Asshole comment I could make as the 'Hothead Homer':
'You know... the Red Sox would have never gotten beaten by the Marlins. The Yankees suck!'
Asshole comment I could make as the 'Bandwagon Bitch':
'Wow, those Marlins sure played with a lot of spunk, didn't they? They really came together as a team.'
Asshole comment I could make as the 'Aw Shucks Shithead':
'Man, can you believe that the Marlins pulled that off? And in Yankee Stadium, too. I would have never dreamed it!'
Asshole comment I could make as the 'Know-It-All Numbnuts':
'Well, of course the Yankees lost. They weren't able to hit right-handed pitching in night games when the temperature is under sixty degrees all year. What the hell did you expect?'
Asshole comment I could make as the 'Underdog Backer':
'Dude, the Yankees have enough World Series rings, anyway. Somebody else should win now.'
Asshole comment I could make as the 'Button-Punching Prick:
'Wow, you'd think with all that money, the Yankees could win the big one. What a bunch of chokers.'
That is a hard choice although maybe the button punching prick is the best of the bunch.

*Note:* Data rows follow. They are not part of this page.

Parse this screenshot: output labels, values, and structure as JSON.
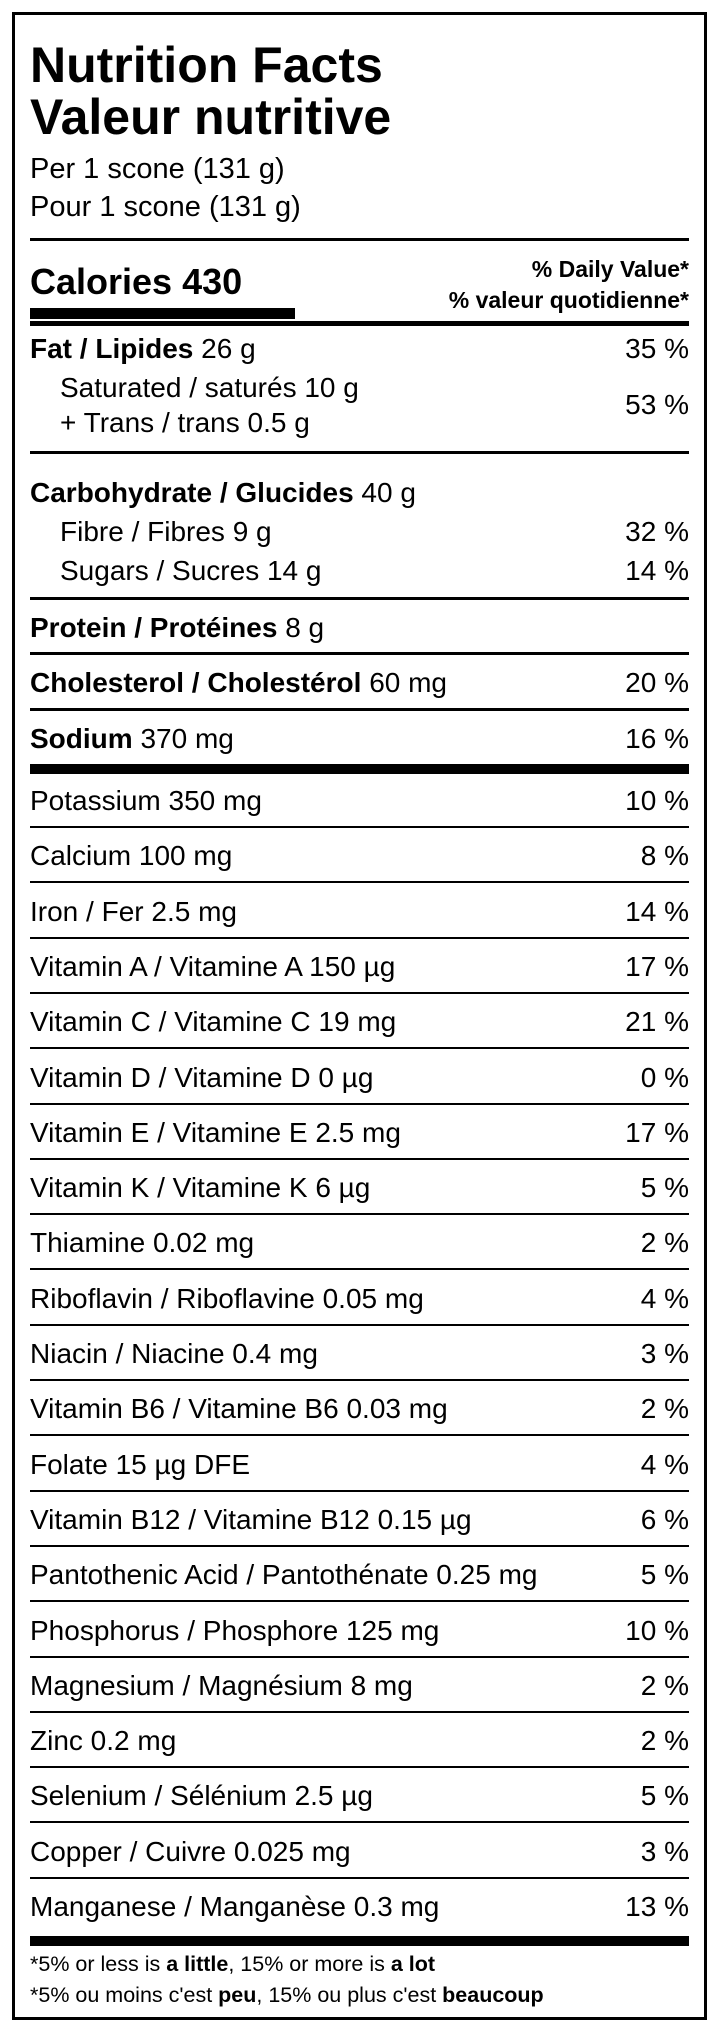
{
  "title_en": "Nutrition Facts",
  "title_fr": "Valeur nutritive",
  "serving_en": "Per 1 scone (131 g)",
  "serving_fr": "Pour 1 scone (131 g)",
  "calories_label": "Calories",
  "calories_value": "430",
  "dv_header_en": "% Daily Value*",
  "dv_header_fr": "% valeur quotidienne*",
  "fat": {
    "label": "Fat / Lipides",
    "amount": "26 g",
    "dv": "35 %"
  },
  "saturated": {
    "line1": "Saturated / saturés 10 g",
    "line2": "+ Trans / trans 0.5 g",
    "dv": "53 %"
  },
  "carbohydrate": {
    "label": "Carbohydrate / Glucides",
    "amount": "40 g"
  },
  "fibre": {
    "label": "Fibre / Fibres 9 g",
    "dv": "32 %"
  },
  "sugars": {
    "label": "Sugars / Sucres 14 g",
    "dv": "14 %"
  },
  "protein": {
    "label": "Protein / Protéines",
    "amount": "8 g"
  },
  "cholesterol": {
    "label": "Cholesterol / Cholestérol",
    "amount": "60 mg",
    "dv": "20 %"
  },
  "sodium": {
    "label": "Sodium",
    "amount": "370 mg",
    "dv": "16 %"
  },
  "micronutrients": [
    {
      "label": "Potassium 350 mg",
      "dv": "10 %"
    },
    {
      "label": "Calcium 100 mg",
      "dv": "8 %"
    },
    {
      "label": "Iron / Fer 2.5 mg",
      "dv": "14 %"
    },
    {
      "label": "Vitamin A / Vitamine A 150 µg",
      "dv": "17 %"
    },
    {
      "label": "Vitamin C / Vitamine C 19 mg",
      "dv": "21 %"
    },
    {
      "label": "Vitamin D / Vitamine D 0 µg",
      "dv": "0 %"
    },
    {
      "label": "Vitamin E / Vitamine E 2.5 mg",
      "dv": "17 %"
    },
    {
      "label": "Vitamin K / Vitamine K 6 µg",
      "dv": "5 %"
    },
    {
      "label": "Thiamine 0.02 mg",
      "dv": "2 %"
    },
    {
      "label": "Riboflavin / Riboflavine 0.05 mg",
      "dv": "4 %"
    },
    {
      "label": "Niacin / Niacine 0.4 mg",
      "dv": "3 %"
    },
    {
      "label": "Vitamin B6 / Vitamine B6 0.03 mg",
      "dv": "2 %"
    },
    {
      "label": "Folate 15 µg DFE",
      "dv": "4 %"
    },
    {
      "label": "Vitamin B12 / Vitamine B12 0.15 µg",
      "dv": "6 %"
    },
    {
      "label": "Pantothenic Acid / Pantothénate 0.25 mg",
      "dv": "5 %"
    },
    {
      "label": "Phosphorus / Phosphore 125 mg",
      "dv": "10 %"
    },
    {
      "label": "Magnesium / Magnésium 8 mg",
      "dv": "2 %"
    },
    {
      "label": "Zinc 0.2 mg",
      "dv": "2 %"
    },
    {
      "label": "Selenium / Sélénium 2.5 µg",
      "dv": "5 %"
    },
    {
      "label": "Copper / Cuivre 0.025 mg",
      "dv": "3 %"
    },
    {
      "label": "Manganese / Manganèse 0.3 mg",
      "dv": "13 %"
    }
  ],
  "footnote_en": {
    "a": "*5% or less is ",
    "b": "a little",
    "c": ", 15% or more is ",
    "d": "a lot"
  },
  "footnote_fr": {
    "a": "*5% ou moins c'est ",
    "b": "peu",
    "c": ", 15% ou plus c'est ",
    "d": "beaucoup"
  }
}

Although you could go with the holier than thou prick comment which would go something like. "That game is exactly why I could never be a Yankees fan" It's kinda good you slam the Yankee's and don't have to dedicate yourself to any other team.
Or how about the psycho prick. "Man someone should go ram a flaming bat up Clemens's a$$" Alright that one is weak but I think naming their holy grail player and threatening him with bodily harm could be fun!